Python framework for building question-answering systems that handle complex documents with text, images, tables, charts, and equations all together.
RAG-Anything is an all-in-one Python framework for building question-answering systems that work with complex, mixed-content documents — not just plain text. RAG stands for Retrieval-Augmented Generation, a technique where an AI model answers questions by first searching a document collection for relevant information, then using that context to generate an answer. Most RAG systems struggle with documents that contain images, charts, tables, or mathematical equations alongside text. RAG-Anything is designed specifically to handle all of these content types together.
The framework processes documents end-to-end: it ingests PDFs, Office files, and images, parses them into their component parts (text, tables, figures, equations), builds a multimodal knowledge graph that captures relationships between these elements, and then allows users to query across all of them through a single interface. It is built on top of LightRAG, another project from the same research group at Hong Kong University. A recent addition is VLM-Enhanced Query mode, which routes visual content through a vision-language model for deeper analysis when images are relevant to a query.

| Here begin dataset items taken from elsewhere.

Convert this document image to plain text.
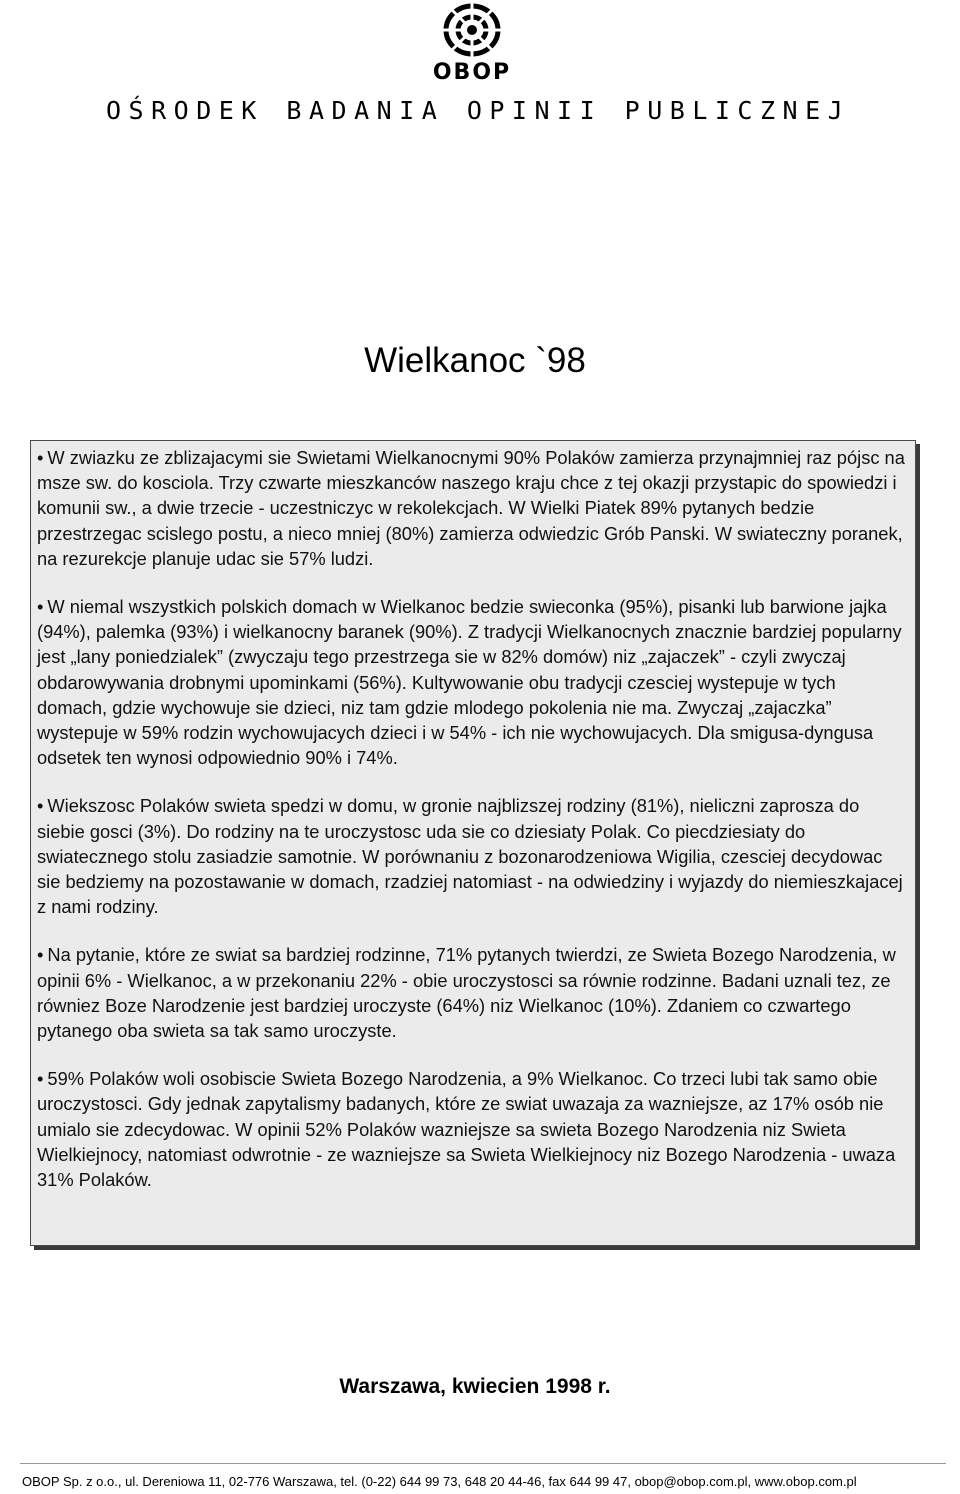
OBOP
OŚRODEK BADANIA OPINII PUBLICZNEJ
Wielkanoc `98

• W zwiazku ze zblizajacymi sie Swietami Wielkanocnymi 90% Polaków zamierza przynajmniej raz pójsc na msze sw. do kosciola. Trzy czwarte mieszkanców naszego kraju chce z tej okazji przystapic do spowiedzi i komunii sw., a dwie trzecie - uczestniczyc w rekolekcjach. W Wielki Piatek 89% pytanych bedzie przestrzegac scislego postu, a nieco mniej (80%) zamierza odwiedzic Grób Panski. W swiateczny poranek, na rezurekcje planuje udac sie 57% ludzi.

• W niemal wszystkich polskich domach w Wielkanoc bedzie swieconka (95%), pisanki lub barwione jajka (94%), palemka (93%) i wielkanocny baranek (90%). Z tradycji Wielkanocnych znacznie bardziej popularny jest „lany poniedzialek” (zwyczaju tego przestrzega sie w 82% domów) niz „zajaczek” - czyli zwyczaj obdarowywania drobnymi upominkami (56%). Kultywowanie obu tradycji czesciej wystepuje w tych domach, gdzie wychowuje sie dzieci, niz tam gdzie mlodego pokolenia nie ma. Zwyczaj „zajaczka” wystepuje w 59% rodzin wychowujacych dzieci i w 54% - ich nie wychowujacych. Dla smigusa-dyngusa odsetek ten wynosi odpowiednio 90% i 74%.

• Wiekszosc Polaków swieta spedzi w domu, w gronie najblizszej rodziny (81%), nieliczni zaprosza do siebie gosci (3%). Do rodziny na te uroczystosc uda sie co dziesiaty Polak. Co piecdziesiaty do swiatecznego stolu zasiadzie samotnie. W porównaniu z bozonarodzeniowa Wigilia, czesciej decydowac sie bedziemy na pozostawanie w domach, rzadziej natomiast - na odwiedziny i wyjazdy do niemieszkajacej z nami rodziny.

• Na pytanie, które ze swiat sa bardziej rodzinne, 71% pytanych twierdzi, ze Swieta Bozego Narodzenia, w opinii 6% - Wielkanoc, a w przekonaniu 22% - obie uroczystosci sa równie rodzinne. Badani uznali tez, ze równiez Boze Narodzenie jest bardziej uroczyste (64%) niz Wielkanoc (10%). Zdaniem co czwartego pytanego oba swieta sa tak samo uroczyste.

• 59% Polaków woli osobiscie Swieta Bozego Narodzenia, a 9% Wielkanoc. Co trzeci lubi tak samo obie uroczystosci. Gdy jednak zapytalismy badanych, które ze swiat uwazaja za wazniejsze, az 17% osób nie umialo sie zdecydowac. W opinii 52% Polaków wazniejsze sa swieta Bozego Narodzenia niz Swieta Wielkiejnocy, natomiast odwrotnie - ze wazniejsze sa Swieta Wielkiejnocy niz Bozego Narodzenia - uwaza 31% Polaków.

Warszawa, kwiecien 1998 r.
OBOP Sp. z o.o., ul. Dereniowa 11, 02-776 Warszawa, tel. (0-22) 644 99 73, 648 20 44-46, fax 644 99 47, obop@obop.com.pl, www.obop.com.pl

This system is aimed at research and enterprise scenarios where documents contain rich mixed content — academic papers with figures and equations, financial reports with charts and tables, or technical documentation with diagrams. A Python package called raganything is available on PyPI, and the project has an accompanying academic paper on arXiv (2510.12323).
Where it fits
- Build a question-answering system for academic papers that extracts answers from text, figures, and equations together.
- Create a financial document analyzer that answers questions by searching across tables, charts, and narrative text in reports.
- Develop a technical documentation search tool that understands diagrams, code snippets, and explanatory text as a unified knowledge base.